换了身衣服,把凹凸有致的身材勾勒,头发重新拢过,松松地搭在肩上,小脸一如既往的干净。
眉眼是水墨画里最浓的那几笔,漆黑,清亮,山是山,水是水,每一处都长得刚刚好,多一分则艳,少一分则寡。
不张扬,不浓烈,但看一眼就移不开。
那从骨子里渗出来漫不经心的慵懒,又带着点故意为之的勾引。
她知道自己是美的,并且知道该怎么用这份美。
正如此刻。
黑皮等人看得有点入迷地呆。
“啪。”
一个响指,脆生生的打在眼前,像冰裂,像珠落……像心跳。
“走呀。”
她笑说。
嘴角弯成一个很好看的弧度,眼睛如两道月牙,那月牙里面盛着光,盛着笑,盛着一点点狡黠促狭和明知故犯的坏,无边潋滟。

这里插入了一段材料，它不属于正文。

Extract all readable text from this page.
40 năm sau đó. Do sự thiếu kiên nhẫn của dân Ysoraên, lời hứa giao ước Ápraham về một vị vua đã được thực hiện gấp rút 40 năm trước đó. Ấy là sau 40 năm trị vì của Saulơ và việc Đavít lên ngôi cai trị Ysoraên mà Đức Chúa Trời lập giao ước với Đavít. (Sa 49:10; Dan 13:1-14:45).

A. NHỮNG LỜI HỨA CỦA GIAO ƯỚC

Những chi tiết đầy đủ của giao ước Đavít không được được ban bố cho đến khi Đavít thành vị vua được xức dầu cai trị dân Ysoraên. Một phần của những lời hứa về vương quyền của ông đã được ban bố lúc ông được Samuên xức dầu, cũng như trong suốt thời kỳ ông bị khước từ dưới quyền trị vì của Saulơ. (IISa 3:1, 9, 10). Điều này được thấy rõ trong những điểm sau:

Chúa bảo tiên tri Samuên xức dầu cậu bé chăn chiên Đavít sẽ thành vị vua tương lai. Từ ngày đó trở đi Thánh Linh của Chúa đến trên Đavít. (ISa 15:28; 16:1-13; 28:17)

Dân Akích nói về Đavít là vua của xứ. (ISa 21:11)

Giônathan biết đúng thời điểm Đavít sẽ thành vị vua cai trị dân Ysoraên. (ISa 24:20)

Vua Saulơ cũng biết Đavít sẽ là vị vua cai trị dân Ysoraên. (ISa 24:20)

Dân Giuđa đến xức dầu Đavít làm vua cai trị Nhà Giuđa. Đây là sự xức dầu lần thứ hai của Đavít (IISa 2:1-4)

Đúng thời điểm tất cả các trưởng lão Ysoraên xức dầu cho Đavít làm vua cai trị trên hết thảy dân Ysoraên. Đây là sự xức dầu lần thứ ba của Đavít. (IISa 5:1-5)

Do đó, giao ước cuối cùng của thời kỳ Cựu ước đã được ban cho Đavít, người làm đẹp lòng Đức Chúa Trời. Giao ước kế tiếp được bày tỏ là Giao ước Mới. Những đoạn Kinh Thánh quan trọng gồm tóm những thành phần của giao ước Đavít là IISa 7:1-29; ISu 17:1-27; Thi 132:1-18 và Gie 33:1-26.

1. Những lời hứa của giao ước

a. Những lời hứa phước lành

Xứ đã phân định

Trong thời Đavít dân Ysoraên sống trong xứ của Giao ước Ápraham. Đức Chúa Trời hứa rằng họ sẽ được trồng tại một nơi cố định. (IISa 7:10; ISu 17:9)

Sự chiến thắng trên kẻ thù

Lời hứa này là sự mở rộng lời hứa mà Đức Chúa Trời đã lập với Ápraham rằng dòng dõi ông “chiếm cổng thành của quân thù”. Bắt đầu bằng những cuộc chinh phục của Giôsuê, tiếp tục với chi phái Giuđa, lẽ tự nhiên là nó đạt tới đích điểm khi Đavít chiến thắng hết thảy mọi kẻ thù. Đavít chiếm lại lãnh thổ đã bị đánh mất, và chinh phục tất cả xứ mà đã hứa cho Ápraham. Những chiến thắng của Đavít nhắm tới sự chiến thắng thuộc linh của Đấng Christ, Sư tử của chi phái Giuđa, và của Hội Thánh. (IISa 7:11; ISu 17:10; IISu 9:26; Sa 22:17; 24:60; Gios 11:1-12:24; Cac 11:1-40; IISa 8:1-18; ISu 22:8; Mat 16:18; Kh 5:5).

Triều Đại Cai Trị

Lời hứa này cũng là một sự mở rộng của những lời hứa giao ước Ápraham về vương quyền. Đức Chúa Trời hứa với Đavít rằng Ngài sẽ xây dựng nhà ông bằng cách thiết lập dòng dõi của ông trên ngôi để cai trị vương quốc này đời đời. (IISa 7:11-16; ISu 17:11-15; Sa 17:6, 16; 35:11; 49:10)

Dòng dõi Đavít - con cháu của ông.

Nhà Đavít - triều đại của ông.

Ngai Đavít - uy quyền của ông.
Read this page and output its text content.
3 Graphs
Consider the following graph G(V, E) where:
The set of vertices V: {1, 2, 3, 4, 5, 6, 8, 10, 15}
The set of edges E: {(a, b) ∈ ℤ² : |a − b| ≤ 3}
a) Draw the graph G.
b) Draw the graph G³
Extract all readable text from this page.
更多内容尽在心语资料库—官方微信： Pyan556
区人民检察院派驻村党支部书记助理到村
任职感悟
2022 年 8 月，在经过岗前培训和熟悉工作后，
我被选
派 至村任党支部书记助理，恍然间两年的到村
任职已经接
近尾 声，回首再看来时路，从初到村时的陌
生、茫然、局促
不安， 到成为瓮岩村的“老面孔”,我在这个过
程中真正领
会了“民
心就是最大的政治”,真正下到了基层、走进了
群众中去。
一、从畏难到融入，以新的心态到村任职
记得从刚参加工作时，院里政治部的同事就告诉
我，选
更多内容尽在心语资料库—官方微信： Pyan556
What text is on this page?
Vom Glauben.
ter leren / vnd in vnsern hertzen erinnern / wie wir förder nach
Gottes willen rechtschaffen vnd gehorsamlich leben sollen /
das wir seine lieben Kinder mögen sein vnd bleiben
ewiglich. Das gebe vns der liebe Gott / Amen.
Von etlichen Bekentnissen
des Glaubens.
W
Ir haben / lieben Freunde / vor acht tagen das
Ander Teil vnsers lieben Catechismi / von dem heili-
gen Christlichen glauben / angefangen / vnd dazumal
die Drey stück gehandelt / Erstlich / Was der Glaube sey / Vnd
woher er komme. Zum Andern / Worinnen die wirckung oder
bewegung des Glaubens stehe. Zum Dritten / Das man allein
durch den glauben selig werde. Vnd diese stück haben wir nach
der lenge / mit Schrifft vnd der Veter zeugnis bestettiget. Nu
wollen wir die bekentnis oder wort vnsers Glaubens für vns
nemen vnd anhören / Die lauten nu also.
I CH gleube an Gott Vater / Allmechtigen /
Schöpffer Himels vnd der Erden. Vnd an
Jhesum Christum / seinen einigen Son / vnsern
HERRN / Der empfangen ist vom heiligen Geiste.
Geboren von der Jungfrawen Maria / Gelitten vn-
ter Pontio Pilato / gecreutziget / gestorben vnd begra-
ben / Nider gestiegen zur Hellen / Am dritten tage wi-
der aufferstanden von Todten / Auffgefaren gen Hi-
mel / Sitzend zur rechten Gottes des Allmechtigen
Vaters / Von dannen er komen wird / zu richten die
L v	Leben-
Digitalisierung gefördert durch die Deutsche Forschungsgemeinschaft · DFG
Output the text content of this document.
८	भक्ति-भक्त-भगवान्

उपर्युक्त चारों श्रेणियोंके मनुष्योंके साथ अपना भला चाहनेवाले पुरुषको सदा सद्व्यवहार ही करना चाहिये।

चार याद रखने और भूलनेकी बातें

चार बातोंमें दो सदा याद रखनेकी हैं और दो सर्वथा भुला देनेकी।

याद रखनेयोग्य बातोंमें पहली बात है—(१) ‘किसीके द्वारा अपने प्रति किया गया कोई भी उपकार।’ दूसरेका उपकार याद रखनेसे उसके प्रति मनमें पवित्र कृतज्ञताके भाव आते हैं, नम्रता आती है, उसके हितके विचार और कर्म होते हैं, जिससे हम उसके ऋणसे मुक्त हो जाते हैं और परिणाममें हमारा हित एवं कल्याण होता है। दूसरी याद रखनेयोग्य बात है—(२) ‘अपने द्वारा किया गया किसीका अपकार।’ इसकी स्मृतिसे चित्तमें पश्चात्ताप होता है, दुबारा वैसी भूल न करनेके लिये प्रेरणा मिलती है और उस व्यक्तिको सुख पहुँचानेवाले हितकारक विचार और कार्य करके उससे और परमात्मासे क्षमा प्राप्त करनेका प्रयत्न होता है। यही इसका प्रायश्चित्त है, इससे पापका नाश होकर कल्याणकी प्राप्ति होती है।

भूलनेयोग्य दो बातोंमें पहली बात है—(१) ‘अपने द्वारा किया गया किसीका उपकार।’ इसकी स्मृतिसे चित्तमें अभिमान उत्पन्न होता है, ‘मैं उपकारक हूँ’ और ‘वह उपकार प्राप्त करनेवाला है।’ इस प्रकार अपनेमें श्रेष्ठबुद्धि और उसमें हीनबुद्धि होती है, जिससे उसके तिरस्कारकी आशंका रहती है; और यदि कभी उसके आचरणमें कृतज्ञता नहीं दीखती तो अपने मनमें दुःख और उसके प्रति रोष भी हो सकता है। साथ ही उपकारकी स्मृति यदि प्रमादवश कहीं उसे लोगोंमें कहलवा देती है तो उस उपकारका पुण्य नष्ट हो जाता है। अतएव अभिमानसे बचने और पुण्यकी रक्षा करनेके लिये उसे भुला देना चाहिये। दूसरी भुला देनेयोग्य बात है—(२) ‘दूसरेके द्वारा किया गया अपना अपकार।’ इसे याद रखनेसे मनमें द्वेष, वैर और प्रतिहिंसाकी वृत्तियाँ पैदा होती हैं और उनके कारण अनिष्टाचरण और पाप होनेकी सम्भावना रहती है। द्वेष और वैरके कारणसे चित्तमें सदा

她歪了一下头,动作很快,快到像是不经意的,可就是那一下,头发从肩上滑下来一缕,落在锁骨上,黑与白,分明的,很晃眼。
黑皮脑子空了一瞬。
很挠人。
似有人用一根羽毛尖,轻轻扫过心口最软的那块肉,一下,又一下,不重,但痒,痒得人心里发慌,痒得人想伸手去抓,又不知道该抓哪里。
他移开目光,干咳了一声,嗓子有点发紧。
“这边。”
往车辆方向走的时候,黑皮回看了身后两人一眼。
比他还不堪。
有几步路走得很别扭,手不知何时揣进裤兜里,动了动。
重新摆个位置。
嗯,不是那么明显了。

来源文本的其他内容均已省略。